Music Reviews The New Year
The New Year: Snow

Time on a slowcore record somehow seems to move in hours rather than minutes, but what indie rock band The New Year does so well is make that introspective journey as pretty and memorable as possible. Snow doesn’t sound that much different from their three previous albums, but it never hurts to stick with what works, and this, their first album in nearly a decade, is a powerful, understated and timeless rock album.

The band was formed by the Kadane brothers, Matt and Bubba, who, as producers, songwriters, vocalists and guitarists, have often paired up on previous indie projects like Bedhead and Overseas (with help from producer Steve Albini). With each album, the pair craft roughly the same sound: downbeat indie-rock and slowcore with thought-provoking messages and minimalist, pristine production. It’s not that they’re out of ideas; it simply means they continue to find an open seam through which they can gently, yet expertly, mine unpolished feelings of regrets or dreams or isolation, themes almost everyone can relate to.

Every sound on Snow is effortless and meaningful, like the dissolving guitar notes that gather tension and buzz or the marching, shuffling drum beat on “Myths.” Much of the album features those looping guitar notes, which resemble circular rhythmic breathing as they steadily rise up and fall down again. Chord changes seem slight and unobtrusive, like a gently sloping path that expands and intensifies before it all dies down, and by the end of it, the listener’s not left behind. Like everything The New Year touches, the keyboard is also handled with kid gloves. You can hear it in the angelic notes that sound like gentle drops of rain on the title track, or feel it in the psychedelic vibe of a meditative song like “The Last Fall.”

Every sound in The New Year is stellar, but a word should be said about New Year drummer Chris Brokaw, formerly of Codeine and Come. He often doesn’t join in until a song is well under way, or only steps out when tension, like in “The Beast,” or the punk-ish “The Party’s Over,” finally picks up. Brokaw wisely stays in the shadows as much as possible, then arrives in perfect lockstep, as if he never left. That’s a good timekeeper.

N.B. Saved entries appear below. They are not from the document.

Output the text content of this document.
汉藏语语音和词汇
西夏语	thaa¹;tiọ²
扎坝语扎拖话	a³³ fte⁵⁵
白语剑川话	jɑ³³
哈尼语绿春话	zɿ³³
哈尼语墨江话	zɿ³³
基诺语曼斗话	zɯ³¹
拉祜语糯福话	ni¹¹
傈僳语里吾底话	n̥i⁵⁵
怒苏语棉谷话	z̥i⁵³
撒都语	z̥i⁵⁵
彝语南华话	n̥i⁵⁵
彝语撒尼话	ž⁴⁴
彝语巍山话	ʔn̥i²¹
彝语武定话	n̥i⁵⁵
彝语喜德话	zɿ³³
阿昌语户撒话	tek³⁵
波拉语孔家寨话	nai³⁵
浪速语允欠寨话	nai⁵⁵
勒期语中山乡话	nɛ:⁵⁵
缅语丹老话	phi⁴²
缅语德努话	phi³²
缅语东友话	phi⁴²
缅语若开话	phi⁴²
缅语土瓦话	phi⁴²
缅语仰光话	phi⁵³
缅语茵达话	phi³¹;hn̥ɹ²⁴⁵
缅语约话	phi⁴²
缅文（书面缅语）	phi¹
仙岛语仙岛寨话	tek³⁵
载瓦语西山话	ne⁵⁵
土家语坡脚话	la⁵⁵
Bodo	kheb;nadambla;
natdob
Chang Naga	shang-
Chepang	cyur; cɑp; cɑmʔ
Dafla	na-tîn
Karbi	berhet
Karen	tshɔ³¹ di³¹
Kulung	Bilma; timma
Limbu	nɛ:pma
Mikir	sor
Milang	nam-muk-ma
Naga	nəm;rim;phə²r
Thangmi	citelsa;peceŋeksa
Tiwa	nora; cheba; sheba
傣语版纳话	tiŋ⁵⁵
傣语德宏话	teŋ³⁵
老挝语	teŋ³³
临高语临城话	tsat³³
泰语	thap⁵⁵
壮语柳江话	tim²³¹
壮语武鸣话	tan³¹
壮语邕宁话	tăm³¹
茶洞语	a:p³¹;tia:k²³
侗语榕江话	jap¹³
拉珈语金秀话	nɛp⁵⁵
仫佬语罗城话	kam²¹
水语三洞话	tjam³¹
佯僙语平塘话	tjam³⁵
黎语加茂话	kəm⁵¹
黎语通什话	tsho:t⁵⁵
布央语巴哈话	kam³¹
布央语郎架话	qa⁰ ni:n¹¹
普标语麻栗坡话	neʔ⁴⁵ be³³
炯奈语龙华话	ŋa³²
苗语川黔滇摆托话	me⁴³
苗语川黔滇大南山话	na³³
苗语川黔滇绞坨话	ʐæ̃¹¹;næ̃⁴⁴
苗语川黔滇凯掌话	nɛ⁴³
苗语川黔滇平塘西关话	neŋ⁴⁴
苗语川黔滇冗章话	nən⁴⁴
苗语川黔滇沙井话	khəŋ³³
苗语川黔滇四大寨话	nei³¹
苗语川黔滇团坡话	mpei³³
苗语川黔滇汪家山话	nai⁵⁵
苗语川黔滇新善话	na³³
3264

The goal with a New Year record is to come away feeling lighter, or at least cleansed of some of the bad stuff. The Kadanes do that through their lyrics as well, which focus on one or two things at a time, like a wandering ghost in “Homebody” or the bitter remnants of a dead romance in the surprisingly upbeat “The Last Fall.” There really isn’t room to talk about a lot of things—each subject they approach is weighty and broad enough on its own—but on Snow, The New Year takes those dark, hidden feelings and makes them joyous.